Looks to me like a song about a guy who’s hung up on a girl who was never that into him, and how he’s trying to convince anyone who’ll listen that he still has a shot with her.
Exactly. And the whole “what a fool believes, a wise man has no power to reason away” bit means that no matter how the ‘wise man’ tries, he’s not gonna convince a fool out of his delusions. Which implies that even after this girl disses him, the sentimental twit is still gonna think they had a connection they never really shared.
I rather like those lines now that I know what the heck he’s singing. Michael McDonald’s voice has always been too Muppety for me to understand. (I still love him though; he’s a damn good singer. This song makes me very nostalgic for junior high!)
The analogy I always use is: imagine that 35 year old Charlie Brown runs into the 35 year “Little Red-Haired Girl.”
He spent years pining away for her. She barely knew he existed. Picture him approaching her, making small talk, trying to reminisce about good times he imagines they shared. She says, “And you are…? Oh yeah, Charlie. Right. Well, nice seeing you again. Whoa, look at the time. Gotta run! We must get together some time. Bye!”
“Anybody else would surely know” that she thinks he’s a loser, that she’s just walked out on him forever. But lovesick Charlie Brown still imagines he has a chance with her.
“What a fool believes he sees, no wise man has the power to reason away.
What seems to be is always better than nothing.”
That means there’s no use trying to TELL Charlie Brown that he’s wasting his time. A deluded fool sees what he wants to see. And Charlie is HAPPIER with his delusion, because a fantasy love is better than no love at all."
You just had a stroke or something. The lyrics are simple and straightforward.
That’s a great song. Michael McDonald has a hell of a voice any way you look at it, despite the fact that most people of my generation know him as a joke from The 40 Year Old Virgin.
It’s not particularly difficult to understand if you think about it but it is remarkably wordy for a song.
The guy didn’t just have a crush on her at one point. They were lovers, but they broke up long ago. They meet again years later, and he’s still in love with her. She hardly remembers who he is. I’ve read an interview with Michael McDonald in which he talks about this song. He gives this interpretation. I don’t have any citation for this though.

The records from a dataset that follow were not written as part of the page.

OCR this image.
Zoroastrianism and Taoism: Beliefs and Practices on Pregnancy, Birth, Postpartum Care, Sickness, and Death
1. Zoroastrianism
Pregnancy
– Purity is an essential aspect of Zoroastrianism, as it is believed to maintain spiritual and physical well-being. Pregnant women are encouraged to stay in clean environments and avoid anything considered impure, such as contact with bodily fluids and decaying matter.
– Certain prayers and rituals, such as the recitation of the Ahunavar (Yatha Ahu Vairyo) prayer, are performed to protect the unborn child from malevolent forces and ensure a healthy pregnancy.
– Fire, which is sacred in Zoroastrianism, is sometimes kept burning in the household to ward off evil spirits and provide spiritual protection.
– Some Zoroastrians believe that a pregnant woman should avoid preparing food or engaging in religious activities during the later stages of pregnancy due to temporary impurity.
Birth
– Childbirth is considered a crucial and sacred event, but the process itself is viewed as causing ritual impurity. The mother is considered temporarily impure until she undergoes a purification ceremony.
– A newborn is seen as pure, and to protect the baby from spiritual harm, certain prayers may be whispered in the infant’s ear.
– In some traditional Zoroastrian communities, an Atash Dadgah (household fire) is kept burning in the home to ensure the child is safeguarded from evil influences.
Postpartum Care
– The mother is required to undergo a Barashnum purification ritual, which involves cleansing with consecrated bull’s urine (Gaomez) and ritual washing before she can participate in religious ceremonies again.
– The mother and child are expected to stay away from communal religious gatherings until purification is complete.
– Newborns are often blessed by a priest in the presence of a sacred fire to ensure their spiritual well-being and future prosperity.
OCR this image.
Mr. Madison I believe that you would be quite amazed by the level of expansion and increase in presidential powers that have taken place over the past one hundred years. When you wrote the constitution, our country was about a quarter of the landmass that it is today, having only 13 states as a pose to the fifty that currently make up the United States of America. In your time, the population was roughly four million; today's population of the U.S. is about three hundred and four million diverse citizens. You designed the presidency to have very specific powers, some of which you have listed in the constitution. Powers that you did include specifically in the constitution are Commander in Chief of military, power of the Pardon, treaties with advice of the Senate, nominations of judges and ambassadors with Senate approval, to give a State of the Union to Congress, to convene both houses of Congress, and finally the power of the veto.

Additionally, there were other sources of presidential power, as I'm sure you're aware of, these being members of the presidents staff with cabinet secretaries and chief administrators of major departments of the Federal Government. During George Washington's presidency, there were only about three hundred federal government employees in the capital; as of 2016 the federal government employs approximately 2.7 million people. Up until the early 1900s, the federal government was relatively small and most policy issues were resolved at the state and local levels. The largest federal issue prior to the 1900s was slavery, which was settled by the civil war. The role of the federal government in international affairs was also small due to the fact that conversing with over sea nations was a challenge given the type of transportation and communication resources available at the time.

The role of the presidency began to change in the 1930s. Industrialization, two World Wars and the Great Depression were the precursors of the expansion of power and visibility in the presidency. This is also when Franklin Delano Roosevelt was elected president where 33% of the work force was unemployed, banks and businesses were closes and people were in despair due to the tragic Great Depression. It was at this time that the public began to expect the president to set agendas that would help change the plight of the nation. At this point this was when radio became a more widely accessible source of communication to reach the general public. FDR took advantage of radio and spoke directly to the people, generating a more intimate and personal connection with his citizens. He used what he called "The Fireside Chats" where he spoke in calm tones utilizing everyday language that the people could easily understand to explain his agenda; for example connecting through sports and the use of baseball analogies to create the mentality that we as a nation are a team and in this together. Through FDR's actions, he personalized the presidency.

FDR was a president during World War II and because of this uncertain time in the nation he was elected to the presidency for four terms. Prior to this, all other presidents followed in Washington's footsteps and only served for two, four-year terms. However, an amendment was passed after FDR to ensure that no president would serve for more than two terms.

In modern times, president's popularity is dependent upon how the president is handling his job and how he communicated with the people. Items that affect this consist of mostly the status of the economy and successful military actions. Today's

Maybe that’s McDonald’s interpretation, but the lyrics say something else,
“She had a place in his life.
He never made her think twice.”
That sounds like she meant the world top him, while she barely even noticed him.
And “Trying hard to re-create what had yet to be created” makes it sound as if he’s reminiscing about a relationship that never really happened in the first place.
“She musters a smile for his nostalgic tale.”
She listens for a few seconds, smiles politely.
“As he rises to her apology…”
They’re sitting down together, she gets bored/weirded out by the conversation, stands up and says “Whoa, I’m so sorry, I have to be going” and scrams.
Upon reflection, I must concede that the lyrics work equally well if the man and the woman HAD once had a fling a long time ago, a fling that meant a lot more to him than it did to her.
If THAT’S the case, the man is vainly trying to rekindle emotions that SHE never felt.
By “they were lovers,” I didn’t mean that there was a long relationship. I mean that they slept together a few times. She got tired of him and broke it off. When they ran into each other a few years later, he was still in love with her, but she barely remembered him.